Viruses mutate all the time, and the Sars-CoV2 virus is no exception. MIT Computational Biologist, Bonnie Berger, has developed an NLP model that can help identify potentially dangerous viral mutations by effectively reading the genetic code of a virus.
Natural language processing, or NLP, is a subset of artificial intelligence that allows computers to interpret human language. One way these models can work is by relating words based on how similar their meanings are. For example, the words happy and cheerful would be more closely related than happy and angry.
Short answer: it’s all based on analogy.
If you think of the entire genetic sequence of a virus as a really long sentence, the individual components of these sequences can be thought of as words. When a virus mutates, the “words” of its genetic sequence change. Whether or not these mutations will affect the overall behavior of the virus profoundly (e.g. make the virus more infectious or resistant to treatment) depends on what changes occurred.
Going back to our previous example, replacing the word happy with cheerful in the sentence I am happy does not change the meaning too drastically, but replacing the word happy with angry makes the sentence take on an entirely different meaning.

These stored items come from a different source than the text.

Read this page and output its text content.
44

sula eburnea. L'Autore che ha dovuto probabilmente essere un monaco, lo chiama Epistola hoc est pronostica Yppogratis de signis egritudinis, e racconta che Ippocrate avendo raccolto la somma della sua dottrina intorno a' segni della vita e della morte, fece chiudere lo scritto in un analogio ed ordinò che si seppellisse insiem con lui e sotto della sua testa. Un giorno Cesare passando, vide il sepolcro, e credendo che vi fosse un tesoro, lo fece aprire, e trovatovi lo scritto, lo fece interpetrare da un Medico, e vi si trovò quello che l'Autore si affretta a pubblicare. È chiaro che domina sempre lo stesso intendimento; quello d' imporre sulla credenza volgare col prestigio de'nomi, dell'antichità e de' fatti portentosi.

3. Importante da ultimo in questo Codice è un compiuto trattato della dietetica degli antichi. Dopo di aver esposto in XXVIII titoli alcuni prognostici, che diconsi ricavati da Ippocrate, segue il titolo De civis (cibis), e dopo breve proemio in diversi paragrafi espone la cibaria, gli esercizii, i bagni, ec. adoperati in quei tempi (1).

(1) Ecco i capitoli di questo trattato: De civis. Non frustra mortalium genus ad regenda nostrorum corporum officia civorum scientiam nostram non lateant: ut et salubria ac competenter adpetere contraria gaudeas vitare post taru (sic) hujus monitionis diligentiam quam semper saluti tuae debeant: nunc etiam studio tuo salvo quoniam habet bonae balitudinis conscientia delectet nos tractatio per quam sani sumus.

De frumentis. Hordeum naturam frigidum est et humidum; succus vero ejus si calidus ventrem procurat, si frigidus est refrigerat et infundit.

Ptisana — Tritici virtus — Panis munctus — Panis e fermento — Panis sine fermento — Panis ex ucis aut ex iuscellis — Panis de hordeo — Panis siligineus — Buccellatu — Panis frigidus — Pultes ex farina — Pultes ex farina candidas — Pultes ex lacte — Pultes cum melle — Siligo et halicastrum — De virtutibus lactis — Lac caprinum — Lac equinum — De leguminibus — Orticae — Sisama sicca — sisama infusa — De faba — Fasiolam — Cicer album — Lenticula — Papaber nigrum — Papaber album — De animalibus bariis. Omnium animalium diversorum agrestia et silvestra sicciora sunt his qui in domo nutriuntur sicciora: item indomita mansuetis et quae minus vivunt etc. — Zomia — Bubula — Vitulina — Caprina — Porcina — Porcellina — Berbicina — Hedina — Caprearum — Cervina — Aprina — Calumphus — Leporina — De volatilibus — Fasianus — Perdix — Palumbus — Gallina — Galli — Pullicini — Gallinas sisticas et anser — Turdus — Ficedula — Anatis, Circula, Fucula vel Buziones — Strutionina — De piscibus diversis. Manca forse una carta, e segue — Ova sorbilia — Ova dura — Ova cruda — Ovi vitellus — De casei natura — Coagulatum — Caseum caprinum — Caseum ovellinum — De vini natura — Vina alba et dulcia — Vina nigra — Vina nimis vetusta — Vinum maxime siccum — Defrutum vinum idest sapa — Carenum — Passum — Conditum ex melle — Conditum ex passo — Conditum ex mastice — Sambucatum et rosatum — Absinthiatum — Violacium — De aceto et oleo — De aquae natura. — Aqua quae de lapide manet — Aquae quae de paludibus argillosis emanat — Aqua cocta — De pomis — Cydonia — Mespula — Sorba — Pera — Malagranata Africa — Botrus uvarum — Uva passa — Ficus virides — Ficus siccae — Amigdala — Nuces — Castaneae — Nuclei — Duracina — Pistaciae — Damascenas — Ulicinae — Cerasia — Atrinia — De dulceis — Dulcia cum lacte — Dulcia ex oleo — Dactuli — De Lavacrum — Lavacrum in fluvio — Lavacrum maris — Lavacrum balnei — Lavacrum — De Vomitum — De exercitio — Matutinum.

The same idea holds for genetic mutations in viruses: the behavior of the virus will only change if its genetic code mutates in a consequential way. When Berger’s NLP model is given the genetic sequence of a new strain, it can read this sequence and find the mutations within it that may affect viral behavior.
Although the model is not perfect (it missed a potential vaccine-resistant mutation in a South African COVID variant), this technology is quite promising and has the potential to be applied outside of the COVID pandemic, such as finding drug-resistant cancer mutations.